Populasi penelitian ini adalah siswa kelas VIII MTs Al-Hasanah Tanjung
Leidong Labuhan Batu Utara terdiri dari tiga kelas. Sampel dipilih untuk kelas
dengan model pembelajaran Value Clarification Technique ( VCT ) adalah kelas
VIII-3 dengan 30 siswa, sedangkan siswa yang diajarkan dengan model
Ekspositori adalah 32 siswa. Teknik cluster random sampling dipengaruhi oleh
analisis varians (anava) pada tingkat signifikan (? = 0,05) yang diikuti dengan
Scheffe.
Hasil penelitian ini adalah: (1) nilai rata-rata siswa yang diajarkan dengan
model pembelajaran Value Clarification Technique ( VCT ) (X = 33,6) lebih
tinggi dari pada siswa yang diajarkan dengan model pembelajaran Ekspositori
(X= 24,68) dengan Fhitung 0,0023 < Ftabel 3,988. (2) Nilai rata-rata hasil belajar
Akidah Akhlak dengan gaya belajar visual (X = 27,5 ), auditorial (X= 29,56 ) dan
kinestetik (X=28,26 ) dengan Fhitung = 0,068 < Ftabel = 3,988 . (3) Ada Interaksi
antara model pembelajaran dan gaya belajar terhadap hasil belajar Akidah Akhlak
siswa dengan Fhitung 28,96 < Ftabel 3,988.
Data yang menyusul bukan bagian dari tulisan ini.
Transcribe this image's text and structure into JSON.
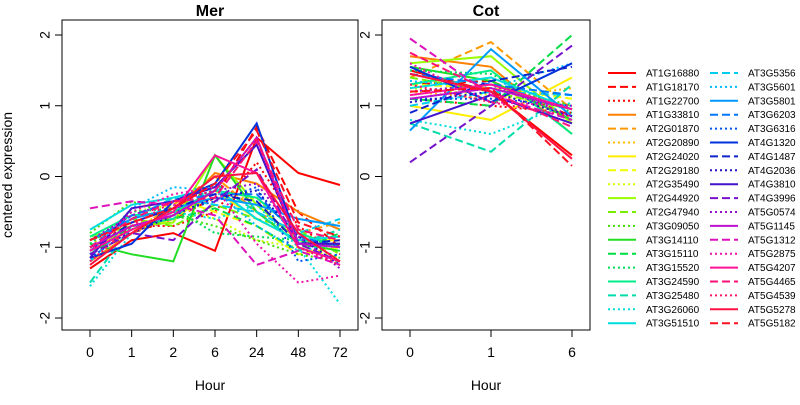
{
  "chart_data": [
    {
      "type": "line",
      "title": "Mer",
      "xlabel": "Hour",
      "ylabel": "centered expression",
      "categories": [
        "0",
        "1",
        "2",
        "6",
        "24",
        "48",
        "72"
      ],
      "ylim": [
        -2,
        2
      ],
      "yticks": [
        "-2",
        "-1",
        "0",
        "1",
        "2"
      ],
      "series": [
        {
          "name": "AT1G16880",
          "color": "#ff0000",
          "dash": "solid",
          "values": [
            -1.3,
            -0.9,
            -0.8,
            -1.05,
            0.55,
            0.05,
            -0.12
          ]
        },
        {
          "name": "AT1G18170",
          "color": "#ff0000",
          "dash": "dashed",
          "values": [
            -1.1,
            -0.8,
            -0.6,
            -0.3,
            0.7,
            -0.5,
            -1.0
          ]
        },
        {
          "name": "AT1G22700",
          "color": "#ff0000",
          "dash": "dotted",
          "values": [
            -0.9,
            -0.7,
            -0.7,
            -0.5,
            0.2,
            -0.7,
            -1.1
          ]
        },
        {
          "name": "AT1G33810",
          "color": "#ff8000",
          "dash": "solid",
          "values": [
            -1.2,
            -0.8,
            -0.55,
            0.05,
            -0.1,
            -0.5,
            -0.75
          ]
        },
        {
          "name": "AT2G01870",
          "color": "#ff9900",
          "dash": "dashed",
          "values": [
            -1.05,
            -0.8,
            -0.4,
            0.0,
            -0.5,
            -0.8,
            -0.65
          ]
        },
        {
          "name": "AT2G20890",
          "color": "#ffbb00",
          "dash": "dotted",
          "values": [
            -0.95,
            -0.7,
            -0.5,
            -0.3,
            -0.3,
            -1.0,
            -1.2
          ]
        },
        {
          "name": "AT2G24020",
          "color": "#ffee00",
          "dash": "solid",
          "values": [
            -1.0,
            -0.75,
            -0.6,
            -0.2,
            -0.6,
            -0.9,
            -0.9
          ]
        },
        {
          "name": "AT2G29180",
          "color": "#eeff00",
          "dash": "dashed",
          "values": [
            -0.9,
            -0.6,
            -0.3,
            -0.5,
            -0.7,
            -1.1,
            -1.0
          ]
        },
        {
          "name": "AT2G35490",
          "color": "#ccff00",
          "dash": "dotted",
          "values": [
            -1.05,
            -0.5,
            -0.4,
            -0.6,
            -0.9,
            -1.0,
            -1.15
          ]
        },
        {
          "name": "AT2G44920",
          "color": "#99ff00",
          "dash": "solid",
          "values": [
            -0.85,
            -0.7,
            -0.65,
            0.3,
            -0.4,
            -0.9,
            -1.0
          ]
        },
        {
          "name": "AT2G47940",
          "color": "#77ee00",
          "dash": "dashed",
          "values": [
            -1.0,
            -0.6,
            -0.7,
            -0.4,
            -0.6,
            -0.75,
            -1.1
          ]
        },
        {
          "name": "AT3G09050",
          "color": "#44dd00",
          "dash": "dotted",
          "values": [
            -0.8,
            -0.35,
            -0.55,
            -0.7,
            -0.9,
            -1.1,
            -1.2
          ]
        },
        {
          "name": "AT3G14110",
          "color": "#22dd22",
          "dash": "solid",
          "values": [
            -0.95,
            -1.1,
            -1.2,
            0.3,
            -0.5,
            -0.95,
            -1.05
          ]
        },
        {
          "name": "AT3G15110",
          "color": "#00dd44",
          "dash": "dashed",
          "values": [
            -1.1,
            -0.7,
            -0.6,
            -0.45,
            -0.7,
            -1.05,
            -0.8
          ]
        },
        {
          "name": "AT3G15520",
          "color": "#00dd55",
          "dash": "dotted",
          "values": [
            -0.95,
            -0.5,
            -0.45,
            -0.8,
            -0.85,
            -0.9,
            -1.15
          ]
        },
        {
          "name": "AT3G24590",
          "color": "#00ee88",
          "dash": "solid",
          "values": [
            -0.85,
            -0.55,
            -0.5,
            -0.2,
            -0.3,
            -0.8,
            -1.0
          ]
        },
        {
          "name": "AT3G25480",
          "color": "#00ddaa",
          "dash": "dashed",
          "values": [
            -1.5,
            -0.7,
            -0.6,
            -0.1,
            -0.5,
            -0.95,
            -0.75
          ]
        },
        {
          "name": "AT3G26060",
          "color": "#00dddd",
          "dash": "dotted",
          "values": [
            -1.55,
            -0.8,
            -0.5,
            -0.6,
            -0.4,
            -1.0,
            -1.8
          ]
        },
        {
          "name": "AT3G51510",
          "color": "#00dddd",
          "dash": "solid",
          "values": [
            -0.75,
            -0.4,
            -0.3,
            -0.15,
            -0.6,
            -0.9,
            -0.85
          ]
        },
        {
          "name": "AT3G5356",
          "color": "#00ccee",
          "dash": "dashed",
          "values": [
            -1.2,
            -0.6,
            -0.3,
            -0.4,
            -0.5,
            -0.8,
            -0.6
          ]
        },
        {
          "name": "AT3G5601",
          "color": "#00bbff",
          "dash": "dotted",
          "values": [
            -1.1,
            -0.45,
            -0.15,
            -0.2,
            -0.7,
            -1.05,
            -0.95
          ]
        },
        {
          "name": "AT3G5801",
          "color": "#0099ff",
          "dash": "solid",
          "values": [
            -0.9,
            -0.6,
            -0.45,
            -0.3,
            -0.4,
            -0.6,
            -0.7
          ]
        },
        {
          "name": "AT3G6203",
          "color": "#0077ff",
          "dash": "dashed",
          "values": [
            -1.0,
            -0.55,
            -0.35,
            -0.25,
            -0.25,
            -0.85,
            -1.0
          ]
        },
        {
          "name": "AT3G6316",
          "color": "#0055ee",
          "dash": "dotted",
          "values": [
            -1.15,
            -0.75,
            -0.5,
            -0.35,
            -0.15,
            -1.2,
            -1.1
          ]
        },
        {
          "name": "AT4G1320",
          "color": "#0033dd",
          "dash": "solid",
          "values": [
            -1.15,
            -0.95,
            -0.35,
            -0.1,
            0.75,
            -0.95,
            -0.95
          ]
        },
        {
          "name": "AT4G1487",
          "color": "#1122cc",
          "dash": "dashed",
          "values": [
            -1.05,
            -0.65,
            -0.45,
            -0.25,
            -0.35,
            -0.95,
            -0.9
          ]
        },
        {
          "name": "AT4G2036",
          "color": "#2211cc",
          "dash": "dotted",
          "values": [
            -1.0,
            -0.8,
            -0.55,
            -0.3,
            -0.2,
            -0.85,
            -1.25
          ]
        },
        {
          "name": "AT4G3810",
          "color": "#4411cc",
          "dash": "solid",
          "values": [
            -1.15,
            -0.45,
            -0.35,
            -0.15,
            0.45,
            -0.95,
            -0.95
          ]
        },
        {
          "name": "AT4G3996",
          "color": "#7711cc",
          "dash": "dashed",
          "values": [
            -1.1,
            -0.8,
            -0.9,
            -0.35,
            0.1,
            -0.95,
            -1.2
          ]
        },
        {
          "name": "AT5G0574",
          "color": "#9911cc",
          "dash": "dotted",
          "values": [
            -0.9,
            -0.55,
            -0.35,
            -0.2,
            -0.1,
            -0.85,
            -1.3
          ]
        },
        {
          "name": "AT5G1145",
          "color": "#bb11cc",
          "dash": "solid",
          "values": [
            -1.0,
            -0.7,
            -0.55,
            -0.2,
            0.55,
            -0.95,
            -1.0
          ]
        },
        {
          "name": "AT5G1312",
          "color": "#dd11bb",
          "dash": "dashed",
          "values": [
            -0.45,
            -0.35,
            -0.4,
            -0.55,
            -1.25,
            -1.05,
            -1.25
          ]
        },
        {
          "name": "AT5G2875",
          "color": "#ee11aa",
          "dash": "dotted",
          "values": [
            -1.05,
            -0.5,
            -0.25,
            -0.15,
            -0.95,
            -1.5,
            -1.4
          ]
        },
        {
          "name": "AT5G4207",
          "color": "#ff1199",
          "dash": "solid",
          "values": [
            -1.05,
            -0.75,
            -0.5,
            0.3,
            0.05,
            -1.0,
            -1.2
          ]
        },
        {
          "name": "AT5G4465",
          "color": "#ff1177",
          "dash": "dashed",
          "values": [
            -1.0,
            -0.6,
            -0.35,
            -0.3,
            0.5,
            -0.75,
            -0.9
          ]
        },
        {
          "name": "AT5G4539",
          "color": "#ff1166",
          "dash": "dotted",
          "values": [
            -1.2,
            -0.7,
            -0.35,
            -0.2,
            0.55,
            -1.0,
            -1.25
          ]
        },
        {
          "name": "AT5G5278",
          "color": "#ff1144",
          "dash": "solid",
          "values": [
            -1.25,
            -0.8,
            -0.45,
            0.0,
            0.05,
            -0.8,
            -1.2
          ]
        },
        {
          "name": "AT5G5182",
          "color": "#ff1122",
          "dash": "dashed",
          "values": [
            -0.9,
            -0.65,
            -0.45,
            -0.1,
            0.65,
            -0.65,
            -0.85
          ]
        }
      ]
    },
    {
      "type": "line",
      "title": "Cot",
      "xlabel": "Hour",
      "categories": [
        "0",
        "1",
        "6"
      ],
      "ylim": [
        -2,
        2
      ],
      "yticks": [
        "-2",
        "-1",
        "0",
        "1",
        "2"
      ],
      "series": [
        {
          "name": "AT1G16880",
          "color": "#ff0000",
          "dash": "solid",
          "values": [
            1.5,
            1.2,
            0.3
          ]
        },
        {
          "name": "AT1G18170",
          "color": "#ff0000",
          "dash": "dashed",
          "values": [
            1.3,
            1.35,
            0.85
          ]
        },
        {
          "name": "AT1G22700",
          "color": "#ff0000",
          "dash": "dotted",
          "values": [
            1.1,
            1.0,
            0.9
          ]
        },
        {
          "name": "AT1G33810",
          "color": "#ff8000",
          "dash": "solid",
          "values": [
            1.7,
            1.55,
            0.6
          ]
        },
        {
          "name": "AT2G01870",
          "color": "#ff9900",
          "dash": "dashed",
          "values": [
            1.4,
            1.9,
            0.95
          ]
        },
        {
          "name": "AT2G20890",
          "color": "#ffbb00",
          "dash": "dotted",
          "values": [
            1.2,
            1.1,
            1.25
          ]
        },
        {
          "name": "AT2G24020",
          "color": "#ffee00",
          "dash": "solid",
          "values": [
            1.0,
            0.8,
            1.4
          ]
        },
        {
          "name": "AT2G29180",
          "color": "#eeff00",
          "dash": "dashed",
          "values": [
            1.3,
            1.25,
            1.1
          ]
        },
        {
          "name": "AT2G35490",
          "color": "#ccff00",
          "dash": "dotted",
          "values": [
            1.25,
            1.15,
            1.0
          ]
        },
        {
          "name": "AT2G44920",
          "color": "#99ff00",
          "dash": "solid",
          "values": [
            1.6,
            1.7,
            0.75
          ]
        },
        {
          "name": "AT2G47940",
          "color": "#77ee00",
          "dash": "dashed",
          "values": [
            1.4,
            1.2,
            0.95
          ]
        },
        {
          "name": "AT3G09050",
          "color": "#44dd00",
          "dash": "dotted",
          "values": [
            1.2,
            1.3,
            1.0
          ]
        },
        {
          "name": "AT3G14110",
          "color": "#22dd22",
          "dash": "solid",
          "values": [
            1.55,
            1.35,
            0.8
          ]
        },
        {
          "name": "AT3G15110",
          "color": "#00dd44",
          "dash": "dashed",
          "values": [
            1.1,
            1.0,
            2.0
          ]
        },
        {
          "name": "AT3G15520",
          "color": "#00dd55",
          "dash": "dotted",
          "values": [
            1.5,
            1.45,
            0.9
          ]
        },
        {
          "name": "AT3G24590",
          "color": "#00ee88",
          "dash": "solid",
          "values": [
            1.3,
            1.5,
            0.6
          ]
        },
        {
          "name": "AT3G25480",
          "color": "#00ddaa",
          "dash": "dashed",
          "values": [
            0.75,
            0.35,
            1.3
          ]
        },
        {
          "name": "AT3G26060",
          "color": "#00dddd",
          "dash": "dotted",
          "values": [
            0.8,
            0.6,
            1.05
          ]
        },
        {
          "name": "AT3G51510",
          "color": "#00dddd",
          "dash": "solid",
          "values": [
            1.25,
            1.4,
            0.95
          ]
        },
        {
          "name": "AT3G5356",
          "color": "#00ccee",
          "dash": "dashed",
          "values": [
            1.0,
            1.2,
            1.15
          ]
        },
        {
          "name": "AT3G5601",
          "color": "#00bbff",
          "dash": "dotted",
          "values": [
            1.35,
            1.25,
            1.6
          ]
        },
        {
          "name": "AT3G5801",
          "color": "#0099ff",
          "dash": "solid",
          "values": [
            0.65,
            1.8,
            0.85
          ]
        },
        {
          "name": "AT3G6203",
          "color": "#0077ff",
          "dash": "dashed",
          "values": [
            1.45,
            1.3,
            1.15
          ]
        },
        {
          "name": "AT3G6316",
          "color": "#0055ee",
          "dash": "dotted",
          "values": [
            1.1,
            1.1,
            1.0
          ]
        },
        {
          "name": "AT4G1320",
          "color": "#0033dd",
          "dash": "solid",
          "values": [
            1.55,
            1.05,
            1.6
          ]
        },
        {
          "name": "AT4G1487",
          "color": "#1122cc",
          "dash": "dashed",
          "values": [
            0.9,
            1.35,
            1.55
          ]
        },
        {
          "name": "AT4G2036",
          "color": "#2211cc",
          "dash": "dotted",
          "values": [
            1.05,
            1.2,
            0.85
          ]
        },
        {
          "name": "AT4G3810",
          "color": "#4411cc",
          "dash": "solid",
          "values": [
            0.75,
            1.15,
            0.75
          ]
        },
        {
          "name": "AT4G3996",
          "color": "#7711cc",
          "dash": "dashed",
          "values": [
            0.2,
            1.0,
            1.85
          ]
        },
        {
          "name": "AT5G0574",
          "color": "#9911cc",
          "dash": "dotted",
          "values": [
            1.2,
            1.3,
            0.85
          ]
        },
        {
          "name": "AT5G1145",
          "color": "#bb11cc",
          "dash": "solid",
          "values": [
            1.1,
            1.25,
            0.95
          ]
        },
        {
          "name": "AT5G1312",
          "color": "#dd11bb",
          "dash": "dashed",
          "values": [
            1.95,
            1.15,
            0.8
          ]
        },
        {
          "name": "AT5G2875",
          "color": "#ee11aa",
          "dash": "dotted",
          "values": [
            1.6,
            1.05,
            1.0
          ]
        },
        {
          "name": "AT5G4207",
          "color": "#ff1199",
          "dash": "solid",
          "values": [
            1.15,
            1.3,
            0.95
          ]
        },
        {
          "name": "AT5G4465",
          "color": "#ff1177",
          "dash": "dashed",
          "values": [
            1.75,
            1.2,
            0.7
          ]
        },
        {
          "name": "AT5G4539",
          "color": "#ff1166",
          "dash": "dotted",
          "values": [
            1.3,
            1.05,
            0.85
          ]
        },
        {
          "name": "AT5G5278",
          "color": "#ff1144",
          "dash": "solid",
          "values": [
            1.45,
            1.2,
            0.25
          ]
        },
        {
          "name": "AT5G5182",
          "color": "#ff1122",
          "dash": "dashed",
          "values": [
            1.2,
            1.25,
            0.15
          ]
        }
      ]
    }
  ]
}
Berdasarkan data analisis dapat disimpulkan bahwa siswa dengan
karakteristik visual dan Auditorial, model pembelajaran yang tepat adalah Value
Clarification Technique ( VCT ), sedangkan siswa dengan gaya belajar Kinestetik
adalah Ekspositori. Implikasinya adalah bahwa guru harus dilatih tetntang
bagaimana memahami gaya belajar siswa. Dengan demikian disarankan bahwa
dalam perencanaan proses pembelajaran karakteristik siswa harus diperhatikan.